Sign up to Orrest Head

Bench and Orrest Head sign
Aren’t I good to you?! We haven’t even started the walk and I’ve found you a bench already!
Follow the green arrow here and keep to the right-hand side of this sign post
View over Windermere village
A lovely view over Windermere village on your way up

The walk to Orrest Head

Walk to Orrest Head
The ‘hairpin’ bends
Orrest Head walk clearing
The end of the road, where the walk meets the woodland
More benches. This is a good walk!

Once in the clearing, follow the rough surface up through the trees, until you reach a gravelled path (with more benches still). This leads to a kissing gate, beyond which you’ll come to a last steep rocky scramble to the summit.

View from the Orrest Head walk
There are small tantilizing views all the way along this walk
The kissing gate on the Orrest Head walk
The kissing gate
The last scramble (which could be tricky for some, especially nearer the top)

The rocky steps to the top of Orrest HeadThe views from the summit extend along Windermere to the north and south, and the scenery looking east is equally beautiful.

From the Orrest Head summit
From the summit
The plaque at Orrest Head
The plaque at Orrest Head

Benches on Orrest HeadFrom the summit of Orrest Head

Looking south from Orrest Head
Looking south towards Bowness-on-Windermere

From here there are ways to extend the walk over this picturesque countryside, so seek out a guide if you enjoy a longer hike.

The views further east from Orrest HeadThe views East from Orrest HeadThe idea of negotiating the rocky scramble back down didn’t particularly appeal, but an arrow on a nearby wooden stake pointed to a more gentle grassy slope which led down to a narrow stony path following a stone wall back to the kissing gate. I haven’t seen it mentioned in the guides, but it was definitely my preferred option!

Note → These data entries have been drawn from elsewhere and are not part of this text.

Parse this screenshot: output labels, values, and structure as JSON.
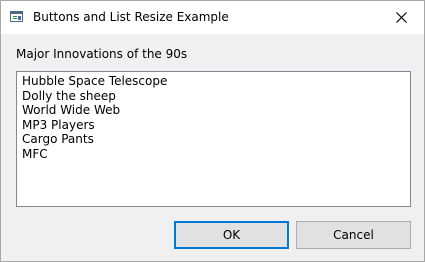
{
  "window": {
    "title": "Buttons and List Resize Example",
    "icon": "app-window-icon",
    "close_icon": "close-icon"
  },
  "main": {
    "group_label": "Major Innovations of the 90s",
    "list_items": [
      "Hubble Space Telescope",
      "Dolly the sheep",
      "World Wide Web",
      "MP3 Players",
      "Cargo Pants",
      "MFC"
    ]
  },
  "buttons": {
    "ok_label": "OK",
    "cancel_label": "Cancel"
  },
  "colors": {
    "focus_accent": "#0078d7",
    "button_face": "#e1e1e1",
    "dialog_background": "#f0f0f0"
  }
}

Looking south from Orrest Head
Looking south from Orrest Head

Orrest Head

The walk back down from Orrest Head

The view from the path behind the wall
The view from the path behind the wall

Because of its proximity to the railway and bus station, the walk to Orrest Head is particularly handy if you’re travelling to or within the Lake District by train or public transport. And if you like to conclude a walk with a nice cup of tea or something equally thirst-quenching, there are cafés and pubs of every description in Windermere village, including some with outdoor seating which are very popular on a sunny afternoon!

Please note: As always, none of my blog posts are intended to be full route descriptions, so if you like the sound of this walk, do make sure you find full details of the route in a suitable guidebook first. And although this is a short walk, I would still highly recommend that you wear sturdy walking boots, as the route is very uneven in places – particularly the rocky scramble just before the summit.

Have you a favourite walk of your own in the Windermere area? Share your recommendations with others reading the blog by leaving a comment below – it’s always lovely to hear from you!


  1. If you enjoyed this post, you might also like to read about another beautiful walk looking over the south of Windermere, the walk to Gummer’s How: https://lakedistrictgems.co.uk/2017/10/27/gummers-how-walk/

  2. Henry Roberts

    I have walked this route a few times, and although it perhaps lacks in height, I believe the views from the top are amongst the best in the Lake District.